Forty-four migrants, many of them women and children, were killed in Libya when an air strike hit the detention centre they were locked up in just outside Tripoli. Another 130 people at least were injured in the attack.
The migrants were prisoners of the Libyan government fulfilling its obligations towards Europe, preventing the migrants from attempting the perilous sea journey northwards.
The air strike was perpetrated by rebel leader General Khalifa Haftar who dominates the east of the country and who has launched a campaign against the Tripoli government.
This is not the first time that a migrants detention centre has been targeted for attacks and innocent civilians have fallen victim to mass murder.
The deliberate targeting of civilians in a conflict is a war crime under international law.
European countries, including Malta, have the official policy of designating Libya as a “safe country” which is the basis for their insistence that responsibility for the salvage of migrants adrift off the Libyan shores lies with the Libyan coast guard.
The European Union provides funding to the Libyan coast guard for this activity in order to keep migrants away from the sight of Europe.
Italy has, so far unsuccessfully, charged volunteers that rescued migrants escaping Libya for crimes of piracy and human trafficking.

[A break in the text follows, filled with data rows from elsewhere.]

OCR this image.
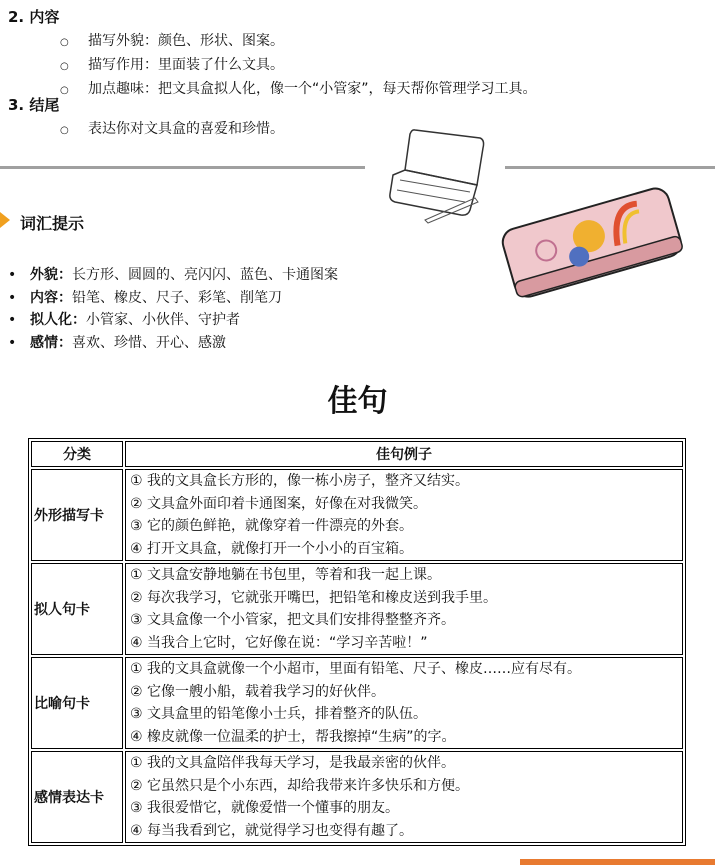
2. 内容
○ 描写外貌：颜色、形状、图案。
○ 描写作用：里面装了什么文具。
○ 加点趣味：把文具盒拟人化，像一个“小管家”，每天帮你管理学习工具。
3. 结尾
○ 表达你对文具盒的喜爱和珍惜。
词汇提示
• 外貌：长方形、圆圆的、亮闪闪、蓝色、卡通图案
• 内容：铅笔、橡皮、尺子、彩笔、削笔刀
• 拟人化：小管家、小伙伴、守护者
• 感情：喜欢、珍惜、开心、感激
佳句
分类	佳句例子
外形描写卡	① 我的文具盒长方形的，像一栋小房子，整齐又结实。
② 文具盒外面印着卡通图案，好像在对我微笑。
③ 它的颜色鲜艳，就像穿着一件漂亮的外套。
④ 打开文具盒，就像打开一个小小的百宝箱。

拟人句卡	① 文具盒安静地躺在书包里，等着和我一起上课。
② 每次我学习，它就张开嘴巴，把铅笔和橡皮送到我手里。
③ 文具盒像一个小管家，把文具们安排得整整齐齐。
④ 当我合上它时，它好像在说：“学习辛苦啦！”

比喻句卡	① 我的文具盒就像一个小超市，里面有铅笔、尺子、橡皮……应有尽有。
② 它像一艘小船，载着我学习的好伙伴。
③ 文具盒里的铅笔像小士兵，排着整齐的队伍。
④ 橡皮就像一位温柔的护士，帮我擦掉“生病”的字。

感情表达卡	① 我的文具盒陪伴我每天学习，是我最亲密的伙伴。
② 它虽然只是个小东西，却给我带来许多快乐和方便。
③ 我很爱惜它，就像爱惜一个懂事的朋友。
④ 每当我看到它，就觉得学习也变得有趣了。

However this incident outside Tripoli this week suggests that not only are migrants escaping Libya running away from a country too unsafe for them to be forced to return to, but they are actually refugees from war crimes.
International law gives countries receiving refugees running away from conflict and the peril for their lives the obligation to provide them shelter.
A cynical view would point out that that is the purpose of the cruel targeting of civilians with this bombing. But the status of refugee is not granted only to incidental victims of violence at the exclusion of those that are the deliberate targets of it. Such a notion would be perverse.